Tuesday, June 01, 2010

A Bit More of Bourgeois...

(above: Portrait of Louise Bourgeois with Fillette, 1968, by Robert Mapplethorpe, 1982)

I have been reading bits and pieces from the book all afternoon, remembering the wonderful Louise Bourgeois.

The rawness and honesty of her words make them so powerful and allow the reader to gain a modest amount of insight into her amazing and ever creative mind. She says things that many artists are either too proud or too afraid to say, she happily contradicts herself if the words come from an honest place... it's more a case of sharing her evolved knowledge on a previous thought or topic rather than contradiction in the true sense - regardless, her words strike a chord with me and I admire her tremendously.

From an interview with Stuart Morgan, first published in Artscribe 1988 -
SM:
What's this piece called?

LB:
It embarrasses me to say I don't know what it's called. As time goes on it means different things to me, so I don't have a title. This is not my job. As far as I'm concerned it should have four or five titles. My subjects recur. They might look different but the subjects themselves are the same.


A diary note from 1986 -
Self-control means:
Do not show your arrow, idiot.
Do not make threats, stupid.
Do not frighten horses.
Do not rock the boats.
Do not push a tantrum.
Do not show your jealousy.
Do not show how much you care.


A statement from 1979 -
Once I was beset by anxiety. I couldn't tell right from left or orient myself. I could have cried out with terror at being lost. But I pushed the fear away by studying the sky, determining where the moon would come out, where the sun would appear in the morning. I saw myself in relationship to the stars. I began weeping, and I knew that I was all right.
This is the way I make use of geometry today. The miracle is that I am able to do it - by geometry.


8 August 1987 -
You are born alone. You die alone. The value of the space in between is trust and love. That is why geometrically speaking the circle is a one.
Everything comes to you from the other. You have to be able to reach the other. If not you are alone...


3 October 1987 -
Transparency interests me. I want to be transparent. If people could see through me, they could not help loving me, forgive me. What is the difference between the two? None.


From a series of statements published in 1992 -
When I was growing up, all the women in my house were using needles, I've always had a fascination with the needle, the magic power of the needle. The needle is used to repair the damage. It's a claim to forgiveness. It is never aggressive, it's not a pin.

If a person is an artist, it is a guarantee of sanity. He is able to take his torment.

By withdrawing, by recognizing you have no power, you become more than yourself. You get ideas which never would have occurred to you. In my art, I live in a world of my own making. I make decisions. I have power. In the real world, I don't want power.

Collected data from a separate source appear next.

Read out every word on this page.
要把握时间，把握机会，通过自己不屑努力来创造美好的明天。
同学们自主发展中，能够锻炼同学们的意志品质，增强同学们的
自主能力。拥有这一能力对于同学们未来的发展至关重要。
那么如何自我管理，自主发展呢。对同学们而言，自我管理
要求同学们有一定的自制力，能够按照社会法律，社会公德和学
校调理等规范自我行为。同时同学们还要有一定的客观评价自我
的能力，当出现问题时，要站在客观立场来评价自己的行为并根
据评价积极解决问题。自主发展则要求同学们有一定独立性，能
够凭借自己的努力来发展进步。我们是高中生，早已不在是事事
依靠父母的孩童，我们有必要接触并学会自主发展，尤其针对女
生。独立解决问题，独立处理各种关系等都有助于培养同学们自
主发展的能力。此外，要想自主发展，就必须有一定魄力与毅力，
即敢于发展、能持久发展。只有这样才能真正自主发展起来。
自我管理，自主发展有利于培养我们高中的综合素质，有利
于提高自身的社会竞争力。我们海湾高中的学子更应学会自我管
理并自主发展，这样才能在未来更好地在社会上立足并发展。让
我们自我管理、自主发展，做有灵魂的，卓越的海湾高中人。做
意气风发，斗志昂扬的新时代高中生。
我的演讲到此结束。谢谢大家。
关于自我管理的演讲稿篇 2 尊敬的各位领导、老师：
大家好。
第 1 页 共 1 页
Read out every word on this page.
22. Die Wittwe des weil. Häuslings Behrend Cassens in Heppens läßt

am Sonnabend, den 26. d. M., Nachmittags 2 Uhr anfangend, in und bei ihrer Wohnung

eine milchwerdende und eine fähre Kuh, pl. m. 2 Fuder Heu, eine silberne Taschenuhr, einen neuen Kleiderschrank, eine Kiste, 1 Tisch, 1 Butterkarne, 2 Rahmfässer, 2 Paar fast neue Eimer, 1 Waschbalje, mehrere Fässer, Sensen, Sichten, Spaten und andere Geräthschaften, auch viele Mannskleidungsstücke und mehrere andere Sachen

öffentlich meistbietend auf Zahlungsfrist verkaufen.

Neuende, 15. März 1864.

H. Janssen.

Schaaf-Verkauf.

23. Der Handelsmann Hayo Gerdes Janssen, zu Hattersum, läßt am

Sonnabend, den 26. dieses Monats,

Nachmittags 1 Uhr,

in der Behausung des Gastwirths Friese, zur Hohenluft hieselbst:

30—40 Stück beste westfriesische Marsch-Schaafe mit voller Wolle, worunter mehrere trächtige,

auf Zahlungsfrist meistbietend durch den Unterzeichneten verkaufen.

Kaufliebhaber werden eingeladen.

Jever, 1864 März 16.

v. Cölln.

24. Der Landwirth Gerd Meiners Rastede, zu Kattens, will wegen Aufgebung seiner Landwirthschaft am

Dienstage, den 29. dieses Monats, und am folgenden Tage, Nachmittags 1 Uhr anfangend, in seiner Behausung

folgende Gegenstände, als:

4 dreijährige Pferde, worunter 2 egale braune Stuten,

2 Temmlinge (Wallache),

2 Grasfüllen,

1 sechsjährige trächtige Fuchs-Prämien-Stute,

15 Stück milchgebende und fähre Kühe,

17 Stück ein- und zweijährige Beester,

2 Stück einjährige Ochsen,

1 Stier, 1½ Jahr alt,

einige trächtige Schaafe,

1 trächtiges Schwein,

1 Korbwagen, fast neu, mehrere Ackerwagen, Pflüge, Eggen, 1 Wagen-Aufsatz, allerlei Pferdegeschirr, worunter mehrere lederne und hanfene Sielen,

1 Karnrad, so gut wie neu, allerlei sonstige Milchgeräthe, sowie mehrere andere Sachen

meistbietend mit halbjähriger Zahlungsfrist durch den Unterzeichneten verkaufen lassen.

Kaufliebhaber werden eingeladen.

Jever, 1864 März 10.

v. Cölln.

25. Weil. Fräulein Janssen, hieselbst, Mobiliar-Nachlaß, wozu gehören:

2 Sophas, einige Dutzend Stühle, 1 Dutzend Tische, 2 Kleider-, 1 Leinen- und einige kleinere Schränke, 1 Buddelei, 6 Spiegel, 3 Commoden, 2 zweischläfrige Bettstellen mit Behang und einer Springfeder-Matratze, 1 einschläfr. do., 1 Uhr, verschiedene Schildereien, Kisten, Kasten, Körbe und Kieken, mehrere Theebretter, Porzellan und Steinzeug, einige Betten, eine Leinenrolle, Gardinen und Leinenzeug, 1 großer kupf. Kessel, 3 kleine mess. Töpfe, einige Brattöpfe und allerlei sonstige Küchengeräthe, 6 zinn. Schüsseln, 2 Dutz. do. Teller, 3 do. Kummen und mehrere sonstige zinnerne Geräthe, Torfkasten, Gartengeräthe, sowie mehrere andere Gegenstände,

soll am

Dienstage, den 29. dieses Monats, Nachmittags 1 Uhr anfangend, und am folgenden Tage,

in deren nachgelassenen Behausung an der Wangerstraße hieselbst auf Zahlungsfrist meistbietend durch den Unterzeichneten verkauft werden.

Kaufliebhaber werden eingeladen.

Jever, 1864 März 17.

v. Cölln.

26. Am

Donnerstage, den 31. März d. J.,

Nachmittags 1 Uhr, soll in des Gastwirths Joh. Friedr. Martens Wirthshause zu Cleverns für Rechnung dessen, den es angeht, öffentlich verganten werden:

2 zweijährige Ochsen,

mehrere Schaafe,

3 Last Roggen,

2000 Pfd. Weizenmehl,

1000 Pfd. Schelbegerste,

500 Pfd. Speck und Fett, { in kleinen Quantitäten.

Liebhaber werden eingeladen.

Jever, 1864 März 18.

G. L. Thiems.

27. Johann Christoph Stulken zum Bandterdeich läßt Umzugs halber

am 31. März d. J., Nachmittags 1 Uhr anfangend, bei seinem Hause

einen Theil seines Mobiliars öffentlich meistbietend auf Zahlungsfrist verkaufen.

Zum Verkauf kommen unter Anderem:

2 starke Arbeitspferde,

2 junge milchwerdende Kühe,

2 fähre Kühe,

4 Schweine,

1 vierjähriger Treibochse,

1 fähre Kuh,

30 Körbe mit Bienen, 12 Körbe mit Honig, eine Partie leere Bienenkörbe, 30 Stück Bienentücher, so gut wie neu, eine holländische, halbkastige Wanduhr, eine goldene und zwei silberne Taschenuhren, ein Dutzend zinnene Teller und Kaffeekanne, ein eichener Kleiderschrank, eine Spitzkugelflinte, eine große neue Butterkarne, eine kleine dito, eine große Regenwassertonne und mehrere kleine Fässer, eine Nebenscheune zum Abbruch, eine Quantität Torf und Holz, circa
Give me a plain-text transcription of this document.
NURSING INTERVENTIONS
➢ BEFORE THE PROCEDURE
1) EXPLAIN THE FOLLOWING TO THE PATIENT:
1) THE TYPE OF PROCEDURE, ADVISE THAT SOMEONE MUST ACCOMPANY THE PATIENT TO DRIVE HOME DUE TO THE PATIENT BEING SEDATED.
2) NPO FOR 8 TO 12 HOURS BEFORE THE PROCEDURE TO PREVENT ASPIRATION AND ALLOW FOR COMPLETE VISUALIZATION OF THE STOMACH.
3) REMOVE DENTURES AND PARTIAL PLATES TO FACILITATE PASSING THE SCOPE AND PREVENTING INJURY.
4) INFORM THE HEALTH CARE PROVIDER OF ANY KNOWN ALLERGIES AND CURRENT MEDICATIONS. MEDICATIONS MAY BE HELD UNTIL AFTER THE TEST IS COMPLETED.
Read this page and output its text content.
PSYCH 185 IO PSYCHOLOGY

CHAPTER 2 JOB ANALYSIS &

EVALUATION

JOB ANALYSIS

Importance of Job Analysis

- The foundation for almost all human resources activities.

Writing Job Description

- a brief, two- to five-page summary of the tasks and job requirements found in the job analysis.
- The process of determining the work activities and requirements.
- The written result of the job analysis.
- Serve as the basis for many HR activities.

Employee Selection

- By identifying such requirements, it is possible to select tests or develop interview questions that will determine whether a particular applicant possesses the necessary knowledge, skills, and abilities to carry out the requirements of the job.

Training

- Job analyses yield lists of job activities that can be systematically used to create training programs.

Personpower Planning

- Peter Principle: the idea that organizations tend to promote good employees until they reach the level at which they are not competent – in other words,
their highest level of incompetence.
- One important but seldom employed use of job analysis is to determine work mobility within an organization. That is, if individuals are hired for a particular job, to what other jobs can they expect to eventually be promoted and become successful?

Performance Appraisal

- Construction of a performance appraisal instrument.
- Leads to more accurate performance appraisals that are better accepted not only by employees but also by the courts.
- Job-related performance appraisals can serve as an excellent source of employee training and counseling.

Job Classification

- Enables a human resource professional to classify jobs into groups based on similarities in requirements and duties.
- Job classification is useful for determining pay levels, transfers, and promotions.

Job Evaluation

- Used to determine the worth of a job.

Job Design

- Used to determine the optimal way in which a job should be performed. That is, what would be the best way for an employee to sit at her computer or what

Self-expression is sacred and fatal. It's a necessity. Sublimation is a gift, a stroke of luck. One has nothing to do with the other.
I am saying in my sculpture today what I could not make out in the past. It was fear that kept me from understanding. Fear is the pits. It paralyzes you.
My sculpture allows me to re-experience the fear, to give it a physicality so I am able to hack away at it. Fear becomes a manageable reality. Sculpture allows me to re-experience the past, to see the past in its objective, realistic proportion.
Fear is a passive state. The goal is to be active and take control. The move is from the passive to the active. If the past is not negated in the present, you do not live. You go through the emotions like a zombie, and life passes you by.
Since the fears of the past were connected with the functions of the body, they reappear through the body. For me, sculpture is the body. My body is my sculpture.

The intensity of Francis Bacon's work moves me deeply. I react positively. I sympathize. His suffering communicates. The definition of beauty is a kind of intimacy in the visual. I feel for Bacon even though his emotions are not mine.
The physical reality of his works is transformed and transcended. His room does not obey the laws of perspective. To look at his pictures makes me alive. I want to share it. It's almost the expression of love..


I am glad she shared her insight, knowledge and experience in print.


I do not know who took the above photograph of Louise, if I find out, I will credit note it - but I love it so much I just had to include it.